The Parameter of Finitude
Architecture is the de-finition of space. By imparting some degree of finitude to it, architecture gives rise to a physical and mental comprehension of space. This is the paradigm of the historical built environment, which has paradoxically been upended by modern urbanization. An antagonism between architectural finitude and the modern idea of the city can be understood by referring to the idea of Paradise, a word whose etymology points precisely to architecture, to a certain finitude of space. Paradise, meaning “surrounded by a wall,” has defined the most basic conception of architecture and the city to the extent that growth of urban space has resulted in an “always interior,” an almost limitless definition of space. This condition of an interminable interior supersedes the sublime that Foucault described as the “being given over to infinity,” which is the thrilling and integral counterpart of Paradise. The constitution of a thrilling space – the real goal of architecture – is indeed based in that “enticing risk” of the infinite. Far from the habitual extreme of making enclosures, de-fined space makes rather a profound and arousing tension between right here and way out there.

De-finition as Paradigm
The basic act of defining space is inherited. The idea of giving some surrounding is part of a common human heritage and is in fact related to the central concept of utopia in the western world: Paradise. Although it is irredeemably lost, the imagined memory of this ideal place continues to haunt society.4 Its image is seen in the Garden of Eden, the Fountain of Youth, El Dorado, Avalon, Atlantis, etc. Yet perhaps the key to understanding Paradise lies in the word itself, which dates to prehistory about 3000 years ago. A compound formed by the Old Avestan paeri, meaning around, and daeza, to form a wall, Paradise in fact means “surrounded by a wall.”5 Thus, if approached as the physical artifact described in its etymology, the ghost of Paradise can be measured, understood as a specific architecture: a space set apart in the open air, defined by a perimeter.

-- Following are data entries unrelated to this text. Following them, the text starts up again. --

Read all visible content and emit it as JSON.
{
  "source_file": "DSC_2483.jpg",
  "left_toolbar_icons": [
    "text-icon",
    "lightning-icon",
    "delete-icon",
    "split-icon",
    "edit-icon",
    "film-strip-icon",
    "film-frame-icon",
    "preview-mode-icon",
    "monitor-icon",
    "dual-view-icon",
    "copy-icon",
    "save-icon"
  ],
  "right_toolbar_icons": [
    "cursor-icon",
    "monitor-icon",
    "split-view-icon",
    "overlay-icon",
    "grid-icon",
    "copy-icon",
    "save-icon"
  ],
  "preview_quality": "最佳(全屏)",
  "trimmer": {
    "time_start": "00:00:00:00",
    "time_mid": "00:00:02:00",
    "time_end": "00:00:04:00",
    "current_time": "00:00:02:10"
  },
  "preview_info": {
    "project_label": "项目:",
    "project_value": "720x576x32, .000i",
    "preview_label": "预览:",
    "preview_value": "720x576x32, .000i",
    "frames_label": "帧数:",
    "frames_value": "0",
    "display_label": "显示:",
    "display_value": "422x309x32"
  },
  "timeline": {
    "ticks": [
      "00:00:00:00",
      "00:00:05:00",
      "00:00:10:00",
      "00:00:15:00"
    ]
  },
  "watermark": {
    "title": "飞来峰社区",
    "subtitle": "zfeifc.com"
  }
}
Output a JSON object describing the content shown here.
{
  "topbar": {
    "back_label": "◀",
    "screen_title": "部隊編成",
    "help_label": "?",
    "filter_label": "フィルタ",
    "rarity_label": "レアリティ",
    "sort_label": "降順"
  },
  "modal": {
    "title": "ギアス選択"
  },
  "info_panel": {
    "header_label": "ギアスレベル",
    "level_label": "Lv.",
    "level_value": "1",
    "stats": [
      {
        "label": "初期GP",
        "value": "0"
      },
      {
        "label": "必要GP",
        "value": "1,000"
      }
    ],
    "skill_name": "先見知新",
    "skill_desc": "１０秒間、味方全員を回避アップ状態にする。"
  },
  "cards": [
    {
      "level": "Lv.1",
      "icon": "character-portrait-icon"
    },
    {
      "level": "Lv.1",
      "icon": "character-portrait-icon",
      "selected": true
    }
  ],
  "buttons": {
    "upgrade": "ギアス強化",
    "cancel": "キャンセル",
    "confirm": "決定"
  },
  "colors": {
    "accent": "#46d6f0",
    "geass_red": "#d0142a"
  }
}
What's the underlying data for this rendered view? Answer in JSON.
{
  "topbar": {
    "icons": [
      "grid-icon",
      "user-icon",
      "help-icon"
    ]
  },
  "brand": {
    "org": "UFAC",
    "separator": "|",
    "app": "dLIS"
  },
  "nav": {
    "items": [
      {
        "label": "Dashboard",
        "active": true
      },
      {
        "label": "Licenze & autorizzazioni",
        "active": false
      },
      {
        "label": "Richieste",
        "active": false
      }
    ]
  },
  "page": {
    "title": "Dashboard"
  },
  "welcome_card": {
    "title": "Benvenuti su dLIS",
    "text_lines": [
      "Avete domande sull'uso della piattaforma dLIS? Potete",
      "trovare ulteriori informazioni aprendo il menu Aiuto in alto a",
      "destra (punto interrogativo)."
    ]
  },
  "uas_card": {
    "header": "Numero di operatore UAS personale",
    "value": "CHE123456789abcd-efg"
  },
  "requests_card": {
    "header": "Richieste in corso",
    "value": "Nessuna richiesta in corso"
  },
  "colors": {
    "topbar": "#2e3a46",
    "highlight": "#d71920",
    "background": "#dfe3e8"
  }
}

Defined space was inspiring to prehistoric cultures because it constituted the starting point of comprehending the infinite world.6 Space that was surrounded by a wall or fence fundamentally contrasted with the terrifying wilderness of man’s early encounters with nature. Finitude provided a basis for human interactions to accumulate. The deliberate setting apart of a space created nature’s limit and the beginning of culture, transcending the “nothingness” and “panic instinct” of the wild.7 Qualities that invite inhabitation and stability were produced through this defined limit. Within the surrounding, materials could be organized, plants and animals could be domesticated, and, most importantly, a territory could be inaugurated. Paeri-daeza is thus the beginning of spatial expression: a physical delineation between the wild and cultivated, which served to separate and define a space, provoking cultural and political action. It was not only a meeting of basic needs, nutrition, and security that served as the impetus for the invention of culture, but also the comprehensible space imparted by a perimeter.8

Encircled space was such a significant model that it also came to characterize the establishment of a town. From prehistoric settlements to medieval cities, urban communities were circumscribed by ditches, banks, wooden fences, stone walls, moats, etc. These perimeter structures were not only for defending against sieges, but for qualifying the very space of the town, creating a clear designation of the place to be understood by all inhabitants. The wall encompassed the entirety of the town and mediated the exchange between the cultivated space within and the world without.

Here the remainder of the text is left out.